Before she COS’d, Sarah and I started up a QPCV group. Following other PC countries, we may end up naming it Volunteer Diversity and Support. The three main goals are:

Q Volunteer support

Raise staff and admin awareness

Influence new Volunteer training

This past Tuesday, Ellen, Nora, and I pulled off the first Safe Space (Espacio Seguro) training in PCDR! The training director gave us an entire day with the whole training staff and medical officers, without really knowing what we were going to do.

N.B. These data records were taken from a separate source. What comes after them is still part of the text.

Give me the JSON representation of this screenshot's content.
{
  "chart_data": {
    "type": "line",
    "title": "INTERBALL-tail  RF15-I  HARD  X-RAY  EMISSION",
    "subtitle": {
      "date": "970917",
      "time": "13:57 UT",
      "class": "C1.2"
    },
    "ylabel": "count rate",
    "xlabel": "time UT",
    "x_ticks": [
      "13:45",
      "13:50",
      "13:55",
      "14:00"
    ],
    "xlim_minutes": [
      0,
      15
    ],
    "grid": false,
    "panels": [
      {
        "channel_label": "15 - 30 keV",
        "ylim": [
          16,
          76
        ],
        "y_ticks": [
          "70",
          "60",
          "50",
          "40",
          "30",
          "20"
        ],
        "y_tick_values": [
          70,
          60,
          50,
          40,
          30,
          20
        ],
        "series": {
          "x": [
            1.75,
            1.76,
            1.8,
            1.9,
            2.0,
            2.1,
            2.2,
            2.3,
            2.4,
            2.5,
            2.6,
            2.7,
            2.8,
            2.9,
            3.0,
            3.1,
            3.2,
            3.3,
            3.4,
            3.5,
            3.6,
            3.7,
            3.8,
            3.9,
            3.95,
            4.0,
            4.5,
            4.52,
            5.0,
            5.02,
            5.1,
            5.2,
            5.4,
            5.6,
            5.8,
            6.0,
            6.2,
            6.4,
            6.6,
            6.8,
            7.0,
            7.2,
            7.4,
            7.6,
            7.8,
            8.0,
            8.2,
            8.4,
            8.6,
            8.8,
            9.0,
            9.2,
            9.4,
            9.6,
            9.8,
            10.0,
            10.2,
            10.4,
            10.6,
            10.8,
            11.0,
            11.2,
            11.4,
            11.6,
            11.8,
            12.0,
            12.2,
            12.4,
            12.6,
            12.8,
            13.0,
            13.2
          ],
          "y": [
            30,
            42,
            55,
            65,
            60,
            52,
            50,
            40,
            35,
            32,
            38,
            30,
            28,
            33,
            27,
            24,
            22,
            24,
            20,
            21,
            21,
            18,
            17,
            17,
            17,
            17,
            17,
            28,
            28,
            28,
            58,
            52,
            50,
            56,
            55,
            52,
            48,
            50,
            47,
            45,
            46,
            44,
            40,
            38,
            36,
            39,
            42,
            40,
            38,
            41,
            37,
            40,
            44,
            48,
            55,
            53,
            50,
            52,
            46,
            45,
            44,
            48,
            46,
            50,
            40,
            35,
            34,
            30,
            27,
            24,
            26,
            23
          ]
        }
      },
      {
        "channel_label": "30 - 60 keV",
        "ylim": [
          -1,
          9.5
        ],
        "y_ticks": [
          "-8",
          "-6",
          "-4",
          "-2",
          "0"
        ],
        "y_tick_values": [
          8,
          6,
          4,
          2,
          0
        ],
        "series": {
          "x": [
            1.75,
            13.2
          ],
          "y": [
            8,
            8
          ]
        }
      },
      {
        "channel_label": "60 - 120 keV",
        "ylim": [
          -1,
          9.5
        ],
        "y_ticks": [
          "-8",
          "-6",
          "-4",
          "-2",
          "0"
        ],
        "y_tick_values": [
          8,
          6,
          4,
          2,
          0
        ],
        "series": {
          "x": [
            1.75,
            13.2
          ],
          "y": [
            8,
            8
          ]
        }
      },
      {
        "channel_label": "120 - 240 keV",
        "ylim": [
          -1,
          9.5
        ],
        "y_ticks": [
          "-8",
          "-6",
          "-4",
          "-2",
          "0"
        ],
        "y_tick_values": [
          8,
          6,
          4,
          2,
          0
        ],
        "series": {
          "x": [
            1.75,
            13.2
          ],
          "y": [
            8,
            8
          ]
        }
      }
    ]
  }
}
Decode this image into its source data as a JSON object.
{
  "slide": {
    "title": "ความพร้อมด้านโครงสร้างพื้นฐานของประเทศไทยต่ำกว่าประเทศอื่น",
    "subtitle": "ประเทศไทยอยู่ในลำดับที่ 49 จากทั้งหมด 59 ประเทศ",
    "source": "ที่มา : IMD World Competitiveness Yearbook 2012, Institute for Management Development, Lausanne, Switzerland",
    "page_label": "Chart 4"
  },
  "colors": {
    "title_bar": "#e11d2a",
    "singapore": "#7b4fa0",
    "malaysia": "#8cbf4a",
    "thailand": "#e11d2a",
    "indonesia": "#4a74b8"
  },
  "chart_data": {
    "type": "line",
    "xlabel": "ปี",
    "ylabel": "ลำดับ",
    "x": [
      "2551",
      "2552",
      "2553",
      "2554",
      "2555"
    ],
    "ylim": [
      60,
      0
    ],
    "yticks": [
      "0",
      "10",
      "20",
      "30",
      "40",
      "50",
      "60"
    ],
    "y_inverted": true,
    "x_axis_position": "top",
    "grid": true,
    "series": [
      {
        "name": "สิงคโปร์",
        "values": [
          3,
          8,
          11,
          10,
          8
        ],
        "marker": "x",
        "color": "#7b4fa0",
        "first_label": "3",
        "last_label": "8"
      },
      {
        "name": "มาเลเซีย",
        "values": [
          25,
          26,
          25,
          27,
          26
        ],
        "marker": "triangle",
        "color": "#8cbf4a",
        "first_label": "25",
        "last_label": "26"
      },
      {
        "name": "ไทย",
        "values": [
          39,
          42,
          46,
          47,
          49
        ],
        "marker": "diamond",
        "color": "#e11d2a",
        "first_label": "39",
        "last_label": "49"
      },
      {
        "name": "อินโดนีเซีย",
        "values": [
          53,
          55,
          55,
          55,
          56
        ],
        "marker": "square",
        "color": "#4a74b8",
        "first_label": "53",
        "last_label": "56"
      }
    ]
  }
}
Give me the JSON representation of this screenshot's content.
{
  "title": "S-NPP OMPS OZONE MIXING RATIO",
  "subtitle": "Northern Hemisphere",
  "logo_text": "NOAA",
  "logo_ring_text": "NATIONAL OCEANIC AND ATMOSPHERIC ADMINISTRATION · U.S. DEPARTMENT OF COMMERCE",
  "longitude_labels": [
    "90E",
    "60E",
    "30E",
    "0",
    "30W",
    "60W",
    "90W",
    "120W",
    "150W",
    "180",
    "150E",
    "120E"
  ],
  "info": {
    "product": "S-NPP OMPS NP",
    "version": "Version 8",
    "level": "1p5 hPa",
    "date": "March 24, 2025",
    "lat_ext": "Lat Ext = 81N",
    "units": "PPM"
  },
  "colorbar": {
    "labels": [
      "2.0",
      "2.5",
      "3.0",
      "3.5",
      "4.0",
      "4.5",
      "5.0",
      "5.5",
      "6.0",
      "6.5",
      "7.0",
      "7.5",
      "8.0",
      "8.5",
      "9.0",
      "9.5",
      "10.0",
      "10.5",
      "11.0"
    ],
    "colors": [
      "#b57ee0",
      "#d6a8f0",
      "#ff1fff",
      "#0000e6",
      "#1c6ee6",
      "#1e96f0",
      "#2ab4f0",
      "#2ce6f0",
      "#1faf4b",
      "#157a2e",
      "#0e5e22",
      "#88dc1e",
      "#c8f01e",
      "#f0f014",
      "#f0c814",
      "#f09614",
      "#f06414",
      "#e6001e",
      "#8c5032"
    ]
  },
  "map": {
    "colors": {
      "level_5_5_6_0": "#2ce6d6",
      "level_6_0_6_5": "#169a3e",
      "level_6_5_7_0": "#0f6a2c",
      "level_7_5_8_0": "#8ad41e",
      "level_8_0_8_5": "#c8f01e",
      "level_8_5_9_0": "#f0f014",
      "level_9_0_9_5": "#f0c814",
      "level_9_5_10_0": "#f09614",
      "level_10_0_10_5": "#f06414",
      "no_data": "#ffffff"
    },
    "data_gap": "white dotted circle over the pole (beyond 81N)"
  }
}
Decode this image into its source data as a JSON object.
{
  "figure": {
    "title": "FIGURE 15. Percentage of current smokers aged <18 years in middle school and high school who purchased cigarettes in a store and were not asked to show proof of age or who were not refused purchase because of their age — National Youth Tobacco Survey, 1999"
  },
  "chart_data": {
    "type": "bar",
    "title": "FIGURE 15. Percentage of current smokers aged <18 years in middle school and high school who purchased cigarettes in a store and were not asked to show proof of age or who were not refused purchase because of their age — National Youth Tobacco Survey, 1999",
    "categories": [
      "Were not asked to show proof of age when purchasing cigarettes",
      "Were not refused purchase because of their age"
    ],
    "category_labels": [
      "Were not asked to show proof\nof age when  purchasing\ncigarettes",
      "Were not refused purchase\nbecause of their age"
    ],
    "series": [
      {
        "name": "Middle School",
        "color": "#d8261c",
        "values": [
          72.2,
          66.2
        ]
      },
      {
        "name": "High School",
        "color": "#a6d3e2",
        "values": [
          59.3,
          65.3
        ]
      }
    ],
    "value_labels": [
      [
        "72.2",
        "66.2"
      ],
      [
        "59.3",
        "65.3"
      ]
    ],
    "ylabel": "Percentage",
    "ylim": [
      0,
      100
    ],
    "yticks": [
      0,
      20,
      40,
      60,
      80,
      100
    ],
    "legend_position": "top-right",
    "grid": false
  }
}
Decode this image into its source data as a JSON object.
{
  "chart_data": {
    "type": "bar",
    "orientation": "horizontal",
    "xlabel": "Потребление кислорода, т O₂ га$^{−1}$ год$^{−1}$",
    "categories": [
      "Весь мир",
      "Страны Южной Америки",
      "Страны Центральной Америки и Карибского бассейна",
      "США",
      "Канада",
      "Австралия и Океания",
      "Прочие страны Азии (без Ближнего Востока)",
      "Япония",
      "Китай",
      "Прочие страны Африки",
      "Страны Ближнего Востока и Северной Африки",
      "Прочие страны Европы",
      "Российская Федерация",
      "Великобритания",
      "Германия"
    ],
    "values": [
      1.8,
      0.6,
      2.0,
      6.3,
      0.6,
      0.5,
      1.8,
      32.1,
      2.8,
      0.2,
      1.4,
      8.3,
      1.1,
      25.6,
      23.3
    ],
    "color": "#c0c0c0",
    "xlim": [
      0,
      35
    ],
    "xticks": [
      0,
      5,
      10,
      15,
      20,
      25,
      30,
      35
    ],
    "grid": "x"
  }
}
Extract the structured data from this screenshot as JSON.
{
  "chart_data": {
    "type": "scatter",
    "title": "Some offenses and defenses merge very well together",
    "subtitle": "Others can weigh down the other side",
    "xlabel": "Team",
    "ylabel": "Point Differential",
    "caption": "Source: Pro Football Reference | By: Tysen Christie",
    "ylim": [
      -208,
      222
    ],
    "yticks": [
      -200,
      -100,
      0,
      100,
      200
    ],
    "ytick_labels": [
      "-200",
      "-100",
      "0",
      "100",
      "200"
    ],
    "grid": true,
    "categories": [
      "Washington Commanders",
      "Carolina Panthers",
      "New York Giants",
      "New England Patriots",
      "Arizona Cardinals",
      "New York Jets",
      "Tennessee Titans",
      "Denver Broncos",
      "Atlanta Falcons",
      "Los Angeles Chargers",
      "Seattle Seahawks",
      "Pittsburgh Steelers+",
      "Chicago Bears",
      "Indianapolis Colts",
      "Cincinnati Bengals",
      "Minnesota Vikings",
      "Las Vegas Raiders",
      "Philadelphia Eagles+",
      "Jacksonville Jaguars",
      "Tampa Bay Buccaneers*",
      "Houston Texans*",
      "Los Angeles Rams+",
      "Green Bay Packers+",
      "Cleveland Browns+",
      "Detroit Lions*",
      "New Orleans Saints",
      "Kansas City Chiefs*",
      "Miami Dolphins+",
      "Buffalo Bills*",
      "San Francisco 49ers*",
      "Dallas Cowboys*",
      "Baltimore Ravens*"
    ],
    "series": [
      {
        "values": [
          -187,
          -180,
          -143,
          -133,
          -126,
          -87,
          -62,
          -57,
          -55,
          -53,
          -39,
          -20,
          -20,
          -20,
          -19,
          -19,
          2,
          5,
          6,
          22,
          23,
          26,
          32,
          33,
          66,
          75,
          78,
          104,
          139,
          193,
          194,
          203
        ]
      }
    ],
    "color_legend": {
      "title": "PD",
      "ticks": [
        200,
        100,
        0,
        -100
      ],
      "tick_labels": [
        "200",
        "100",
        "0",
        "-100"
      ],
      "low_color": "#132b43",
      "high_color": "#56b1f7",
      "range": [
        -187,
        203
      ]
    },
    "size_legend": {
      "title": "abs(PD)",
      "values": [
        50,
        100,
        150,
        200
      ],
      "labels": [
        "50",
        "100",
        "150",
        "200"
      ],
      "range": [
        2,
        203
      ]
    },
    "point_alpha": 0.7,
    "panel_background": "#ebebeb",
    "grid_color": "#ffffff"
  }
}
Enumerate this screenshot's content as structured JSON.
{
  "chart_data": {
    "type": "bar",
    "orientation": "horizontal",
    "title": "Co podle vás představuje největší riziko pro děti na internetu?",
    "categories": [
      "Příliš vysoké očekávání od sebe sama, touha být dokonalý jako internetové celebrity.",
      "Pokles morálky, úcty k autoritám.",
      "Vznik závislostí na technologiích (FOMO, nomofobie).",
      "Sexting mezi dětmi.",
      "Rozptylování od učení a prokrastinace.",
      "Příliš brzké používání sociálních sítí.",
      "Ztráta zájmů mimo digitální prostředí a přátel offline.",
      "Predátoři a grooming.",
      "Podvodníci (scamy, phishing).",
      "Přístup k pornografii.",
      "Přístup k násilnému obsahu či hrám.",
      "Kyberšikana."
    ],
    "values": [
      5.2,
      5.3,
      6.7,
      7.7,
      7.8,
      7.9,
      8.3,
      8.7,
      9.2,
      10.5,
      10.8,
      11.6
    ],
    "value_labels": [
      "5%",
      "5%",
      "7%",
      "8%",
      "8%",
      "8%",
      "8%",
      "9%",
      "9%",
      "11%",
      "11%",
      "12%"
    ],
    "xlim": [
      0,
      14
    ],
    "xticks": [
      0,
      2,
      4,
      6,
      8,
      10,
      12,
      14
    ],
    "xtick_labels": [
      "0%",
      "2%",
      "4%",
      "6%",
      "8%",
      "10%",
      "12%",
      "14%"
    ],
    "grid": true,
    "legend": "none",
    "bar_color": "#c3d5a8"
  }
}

The level of support that we have gotten from the administration has been pretty surprising, and we hope to duplicate the training for the rest of the staff and admin.  I think that we were able to start a lot of good conversations, and if nothing else, got the training staff to think about culturally-taboo topics. It was a little strange having the teacher/student positions switched—most of the participants were once teaching us about Dominican culture and how to speak Spanish, and here we were, giving a day-long training session.

The difficulty that we face now is keeping the group active, and trying to develop useful training materials for the admin and new volunteers. Ellen is going to sit down with the training director to go over the curriculum they use during training, in the hopes of weeding out heteronormativity, and making them more open to different voices. The fact that they are asking us to work with them, instead of us trying to convince them, is huge.

So, hopefully, we can leave Peace Corps Dominican Republic more open and inclusive than when we found it.